Professor Bleasdale has worked with contributors ranging across the student support landscape (at the University of Leeds as well as at other institutions), including student support officers and academics at all stages of their careers, ensuring that the book has a variety of voices and opinions.

Within the text, student support is viewed through the lens of race, gender, disability, age, and class, as well as considering the intersecting identities a student may have, such as: ‘home’ or ‘international’ student; student-carer, commuter-student, student-worker, and other underrepresented or minoritised identities.

Contributor Associate Professor Rachael O’Connor says:

It is vital that we acknowledge and celebrate the intersectional identities of staff and students in higher education, which this book absolutely does.
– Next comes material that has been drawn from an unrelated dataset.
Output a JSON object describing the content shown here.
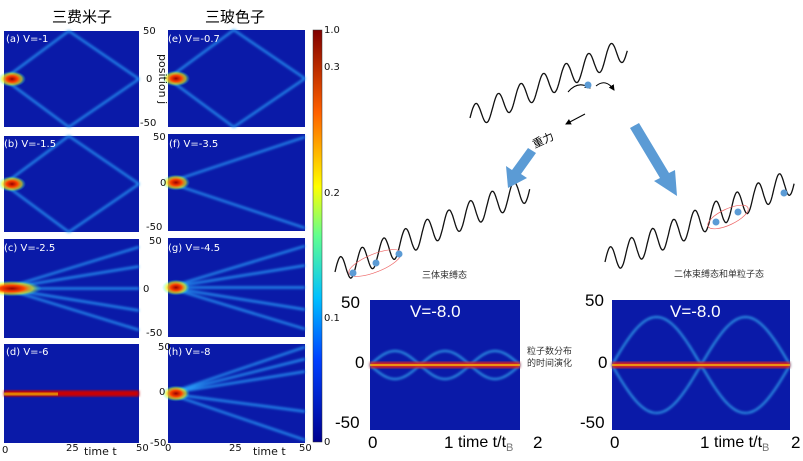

There really is no “one size fits all” when it comes to supporting law students (or any students!) which makes it a very difficult topic to give concrete guidance on. However, through its diverse representation of authors, topics and under-represented identities, this book does a fantastic job of encouraging people working with law students to question their current approaches, to be more reflective and to think more inclusively and meaningfully about the support they provide.

Associate Professor in Legal Education and University Lead for Personal Tutoring

There is also an insistence that those providing the support know the ‘limits of [their] role and abilities’. Student support is described as a ‘village’, and she dedicates a chapter to interviewing the (multi-award winning) School of Law Student Support Team so that academics can learn from their experiences in supporting students.

Contributor Max Broady says:

When it comes to student support, there are already robust policies and structures in place within the University. It's important to include the relevant professional services when handling student support cases. We can help with advice on specific cases, refer APTs to the correct procedure, or signpost to other services. Academics do not need to deal with this alone.

Student Support Manager for the Faculty of Social Sciences

Filled with insights, interviews, case studies, personal anecdotes, research, example scenarios, and contributions from some of the best-placed professionals in the field, the book will be a valuable companion for anyone seeking to develop their understanding of effective student support.

The launch is on Thursday 11 July at the School of Law.  A light lunch will be followed by a roundtable discussion with Professor Bleasdale and her authors, with plenty of opportunity for audience input.

Professor Bleasdale is a member of the Centre for Innovation and Research in Legal Education and recently organised the wildly successful Connections in Legal Education Fest.